Atlanta, Georgia, United States Health eCareers Full time
Job Summary

We are seeking a highly skilled and experienced professional to lead our Quality Risk Management (QRM) team. As a Regional Care Coordination Leader, you will be responsible for developing and implementing effective regional utilization management programs that support the delivery of high-quality healthcare in the most appropriate and cost-effective manner.

Key Responsibilities
  • Provide leadership in the development, direction, and evaluation of regional utilization management programs that promote high-quality healthcare and cost-effectiveness.
  • Collaborate with regional and service area leadership, as well as healthcare teams, to ensure that required internal systems and processes are in place to manage high-risk, high-cost care needs.
  • Develop and implement systems to ensure effective coordination and integration between Utilization Management functions and Clinical Review, Contracting, and Claims Processes.
  • Represent the region in utilization management in regulatory, licensing, and legislative arenas, such as NCQA, CMS, and State or other employer requirements.
  • Provide leadership and direction for health plan integration with other agencies or 3rd party administrators who participate in utilization management for our members.

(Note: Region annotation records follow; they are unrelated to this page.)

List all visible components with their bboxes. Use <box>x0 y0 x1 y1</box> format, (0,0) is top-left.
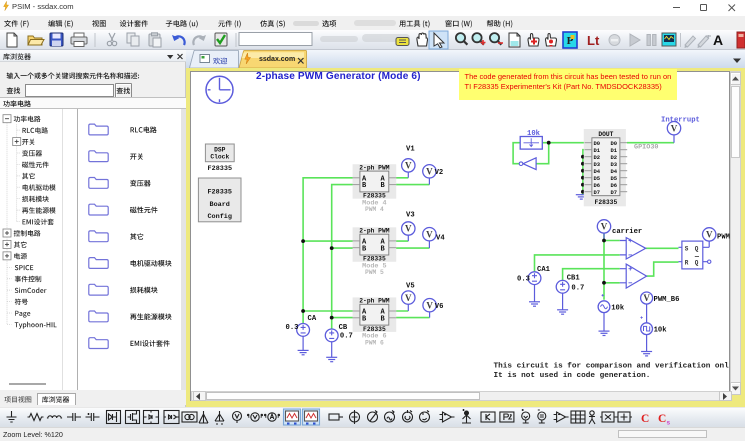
svg-text:2-ph PWM: 2-ph PWM <box>359 227 389 234</box>
svg-text:V: V <box>426 167 433 177</box>
svg-text:2-ph PWM: 2-ph PWM <box>359 164 389 171</box>
svg-text:V: V <box>671 123 678 133</box>
svg-text:D2: D2 <box>594 154 601 161</box>
svg-text:Q: Q <box>695 260 699 267</box>
svg-text:V: V <box>405 224 412 234</box>
svg-text:V: V <box>405 293 412 303</box>
svg-text:10k: 10k <box>611 305 625 313</box>
svg-text:2-ph PWM: 2-ph PWM <box>359 298 389 305</box>
svg-text:F28335: F28335 <box>595 199 618 206</box>
svg-text:D3: D3 <box>611 161 618 168</box>
svg-text:GPIO30: GPIO30 <box>634 143 658 151</box>
svg-text:V2: V2 <box>435 169 444 177</box>
svg-text:S: S <box>685 245 689 252</box>
svg-text:A: A <box>713 32 723 48</box>
svg-text:V3: V3 <box>406 212 415 220</box>
svg-text:Interrupt: Interrupt <box>661 117 700 125</box>
svg-text:10k: 10k <box>527 130 541 138</box>
svg-text:V: V <box>706 230 713 240</box>
svg-text:It is not used in code generat: It is not used in code generation. <box>494 372 651 380</box>
svg-text:Clock: Clock <box>210 154 229 161</box>
svg-text:D7: D7 <box>611 189 618 196</box>
svg-text:D3: D3 <box>594 161 601 168</box>
svg-text:D4: D4 <box>611 168 618 175</box>
svg-text:PWM_B6: PWM_B6 <box>654 296 680 304</box>
svg-text:D1: D1 <box>611 147 618 154</box>
svg-text:D1: D1 <box>594 147 601 154</box>
svg-text:D4: D4 <box>594 168 601 175</box>
svg-text:V: V <box>643 293 650 303</box>
svg-text:D7: D7 <box>594 189 601 196</box>
svg-text:Config: Config <box>207 213 231 221</box>
svg-text:R: R <box>685 260 689 267</box>
svg-text:V4: V4 <box>436 235 445 243</box>
svg-text:V: V <box>426 229 433 239</box>
svg-text:V1: V1 <box>406 146 415 154</box>
svg-text:D5: D5 <box>611 175 618 182</box>
svg-text:Board: Board <box>209 201 229 209</box>
svg-text:DSP: DSP <box>214 147 226 154</box>
svg-text:Q: Q <box>695 245 699 252</box>
svg-text:PWM 5: PWM 5 <box>365 269 384 276</box>
svg-text:F28335: F28335 <box>207 189 231 197</box>
svg-text:V: V <box>405 161 412 171</box>
svg-text:PWM: PWM <box>717 233 730 241</box>
svg-text:PWM 6: PWM 6 <box>365 339 384 346</box>
svg-text:This circuit is for comparison: This circuit is for comparison and verif… <box>494 362 730 370</box>
svg-text:V: V <box>426 300 433 310</box>
svg-text:CA: CA <box>308 315 317 323</box>
svg-text:CB: CB <box>339 324 348 332</box>
svg-text:PWM 4: PWM 4 <box>365 206 384 213</box>
svg-text:0.7: 0.7 <box>340 333 353 341</box>
svg-text:0.3: 0.3 <box>286 324 299 332</box>
svg-text:D5: D5 <box>594 175 601 182</box>
svg-text:V5: V5 <box>406 283 415 291</box>
svg-text:F28335: F28335 <box>208 165 232 173</box>
svg-text:V: V <box>601 222 608 232</box>
svg-text:CB1: CB1 <box>567 275 581 283</box>
svg-text:D0: D0 <box>611 140 618 147</box>
svg-text:10k: 10k <box>654 327 668 335</box>
svg-text:D0: D0 <box>594 140 601 147</box>
svg-text:C: C <box>658 413 666 425</box>
svg-text:D6: D6 <box>594 182 601 189</box>
svg-text:D2: D2 <box>611 154 618 161</box>
svg-text:0.7: 0.7 <box>571 284 584 292</box>
svg-text:carrier: carrier <box>612 228 642 236</box>
svg-text:0.3: 0.3 <box>517 276 530 284</box>
svg-text:V6: V6 <box>435 303 444 311</box>
svg-text:C: C <box>641 413 649 425</box>
svg-text:s: s <box>667 420 671 427</box>
svg-text:D6: D6 <box>611 182 618 189</box>
svg-text:CA1: CA1 <box>537 266 551 274</box>
svg-text:Lt: Lt <box>587 33 600 48</box>
svg-text:DOUT: DOUT <box>598 131 613 138</box>
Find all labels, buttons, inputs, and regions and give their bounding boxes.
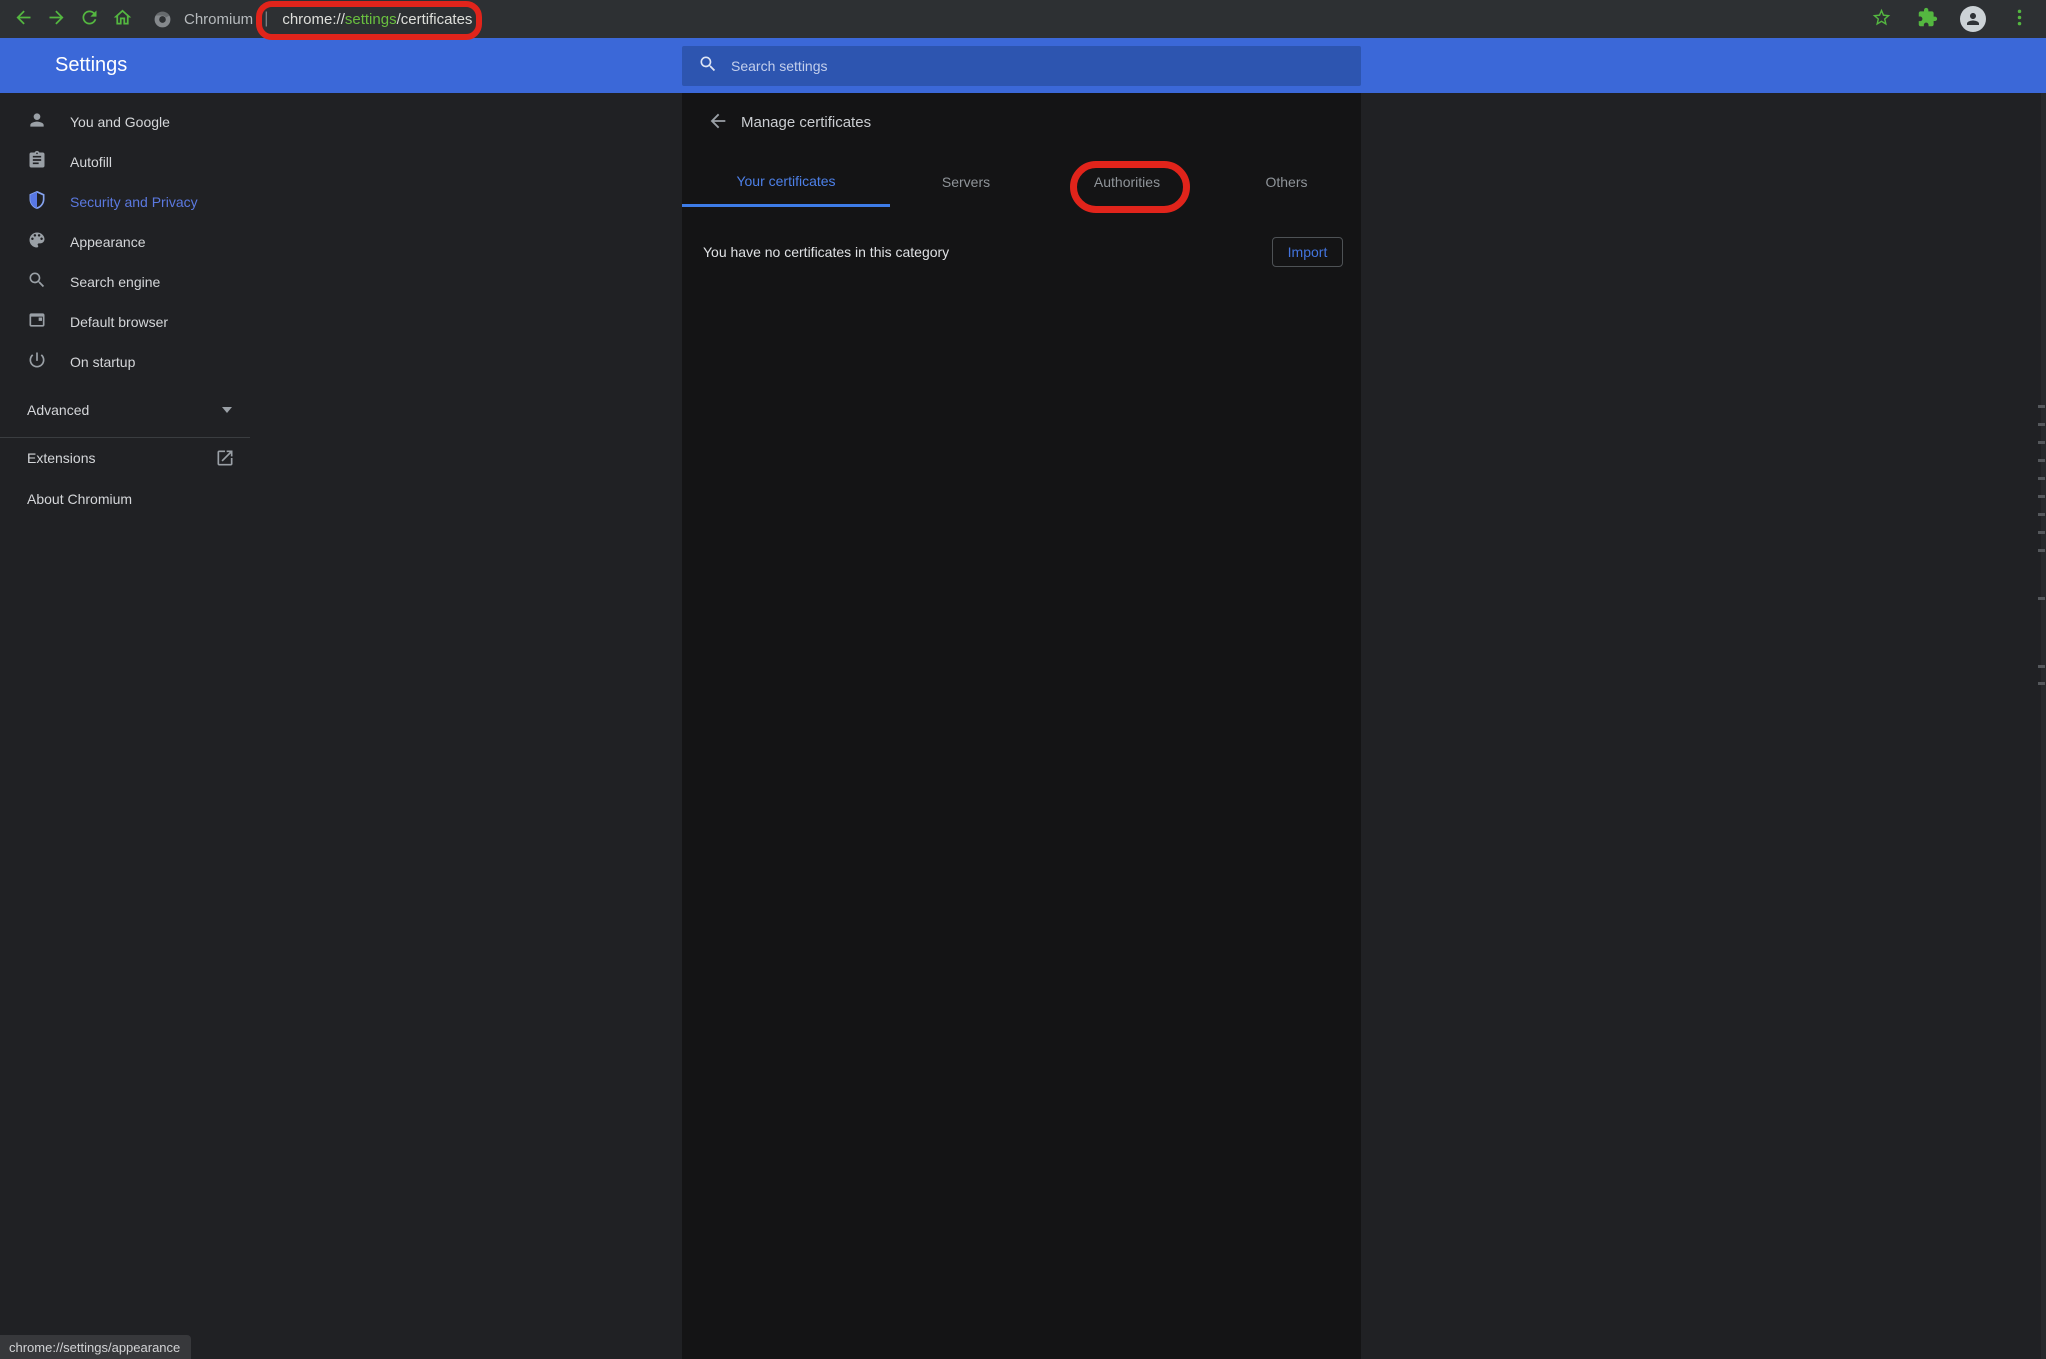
right-filler-panel <box>1361 93 2046 1359</box>
tab-others[interactable]: Others <box>1212 157 1361 207</box>
sidebar-item-about-chromium[interactable]: About Chromium <box>0 479 682 519</box>
search-icon <box>682 54 718 79</box>
back-button[interactable] <box>8 4 38 34</box>
avatar <box>1960 6 1986 32</box>
address-bar[interactable]: chrome://settings/certificates <box>282 11 472 28</box>
search-input[interactable] <box>731 58 1361 74</box>
certificate-tabs: Your certificates Servers Authorities Ot… <box>682 157 1361 207</box>
status-url: chrome://settings/appearance <box>9 1340 180 1355</box>
screen-artifact <box>2038 477 2045 480</box>
forward-button[interactable] <box>41 4 71 34</box>
screen-artifact <box>2038 441 2045 444</box>
screen-artifact <box>2038 665 2045 668</box>
sidebar-item-security-and-privacy[interactable]: Security and Privacy <box>0 182 682 222</box>
screen-artifact <box>2038 549 2045 552</box>
import-button[interactable]: Import <box>1272 237 1343 267</box>
screen-edge-strip <box>2041 93 2046 1359</box>
browser-window-icon <box>27 310 47 335</box>
sidebar-item-label: Autofill <box>70 154 112 170</box>
extensions-label: Extensions <box>27 450 95 466</box>
reload-button[interactable] <box>74 4 104 34</box>
page-title-label: Chromium <box>184 11 253 28</box>
tab-servers[interactable]: Servers <box>890 157 1042 207</box>
bookmark-star-button[interactable] <box>1866 4 1896 34</box>
screen-artifact <box>2038 495 2045 498</box>
search-icon <box>27 270 47 295</box>
shield-icon <box>27 190 47 215</box>
power-icon <box>27 350 47 375</box>
settings-title: Settings <box>55 38 127 93</box>
sidebar-item-appearance[interactable]: Appearance <box>0 222 682 262</box>
sidebar-item-autofill[interactable]: Autofill <box>0 142 682 182</box>
star-icon <box>1871 7 1892 31</box>
palette-icon <box>27 230 47 255</box>
screen-artifact <box>2038 459 2045 462</box>
three-dot-menu-icon <box>2009 7 2030 31</box>
sidebar-item-default-browser[interactable]: Default browser <box>0 302 682 342</box>
sidebar-item-label: Appearance <box>70 234 146 250</box>
sidebar-item-label: You and Google <box>70 114 170 130</box>
tab-your-certificates[interactable]: Your certificates <box>682 157 890 207</box>
sidebar-item-label: Default browser <box>70 314 168 330</box>
puzzle-piece-icon <box>1917 7 1938 31</box>
sidebar-advanced-toggle[interactable]: Advanced <box>0 390 682 430</box>
screen-artifact <box>2038 513 2045 516</box>
sidebar-item-label: Search engine <box>70 274 160 290</box>
person-icon <box>27 110 47 135</box>
chevron-down-icon <box>222 407 232 413</box>
back-arrow-icon <box>13 7 34 31</box>
certificates-page: Manage certificates Your certificates Se… <box>682 93 1361 1359</box>
advanced-label: Advanced <box>27 402 89 418</box>
screen-artifact <box>2038 531 2045 534</box>
status-bubble: chrome://settings/appearance <box>0 1335 191 1359</box>
sidebar-item-extensions[interactable]: Extensions <box>0 438 682 478</box>
tab-authorities[interactable]: Authorities <box>1042 157 1212 207</box>
manage-certificates-back-button[interactable] <box>702 106 734 138</box>
about-label: About Chromium <box>27 491 132 507</box>
browser-toolbar: Chromium | chrome://settings/certificate… <box>0 0 2046 38</box>
extensions-button[interactable] <box>1912 4 1942 34</box>
screen-artifact <box>2038 423 2045 426</box>
sidebar-item-you-and-google[interactable]: You and Google <box>0 102 682 142</box>
page-title: Manage certificates <box>741 114 871 131</box>
home-button[interactable] <box>107 4 137 34</box>
profile-button[interactable] <box>1958 4 1988 34</box>
screen-artifact <box>2038 405 2045 408</box>
title-url-separator: | <box>264 10 268 28</box>
chromium-logo-icon <box>153 10 172 29</box>
settings-header: Settings <box>0 38 2046 93</box>
sidebar-item-search-engine[interactable]: Search engine <box>0 262 682 302</box>
sidebar-item-on-startup[interactable]: On startup <box>0 342 682 382</box>
reload-icon <box>79 7 100 31</box>
settings-sidebar: You and Google Autofill Security and Pri… <box>0 93 682 1359</box>
settings-search-box[interactable] <box>682 46 1361 86</box>
screen-artifact <box>2038 597 2045 600</box>
sidebar-item-label: Security and Privacy <box>70 194 198 210</box>
forward-arrow-icon <box>46 7 67 31</box>
browser-menu-button[interactable] <box>2004 4 2034 34</box>
home-icon <box>112 7 133 31</box>
autofill-icon <box>27 150 47 175</box>
screen-artifact <box>2038 682 2045 685</box>
sidebar-item-label: On startup <box>70 354 135 370</box>
back-arrow-icon <box>707 110 729 135</box>
empty-state-text: You have no certificates in this categor… <box>703 230 949 274</box>
browser-window: Chromium | chrome://settings/certificate… <box>0 0 2046 1359</box>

  • Accountable for the administrative leadership and budgetary responsibility for the team of staff that support these functions in the department.
Requirements
  • Minimum ten (10) years of multi-faceted healthcare system management experience with at least five (5) years within a health plan setting.
  • Masters Degree required in Healthcare Administration, Nursing, Business, or related field OR Bachelors degree in Healthcare Administration, Nursing, Business, or related field.
  • Thorough knowledge of quality assurance, quality improvement, utilization review, risk management, and accreditation and licensing requirements including NCQA, Knox-Keene Act, Federal HMO Act, CMS, HIPAA, and related regulatory bodies.
  • Track record achieving superior results that demonstrate performance improvement and quality and service outcomes.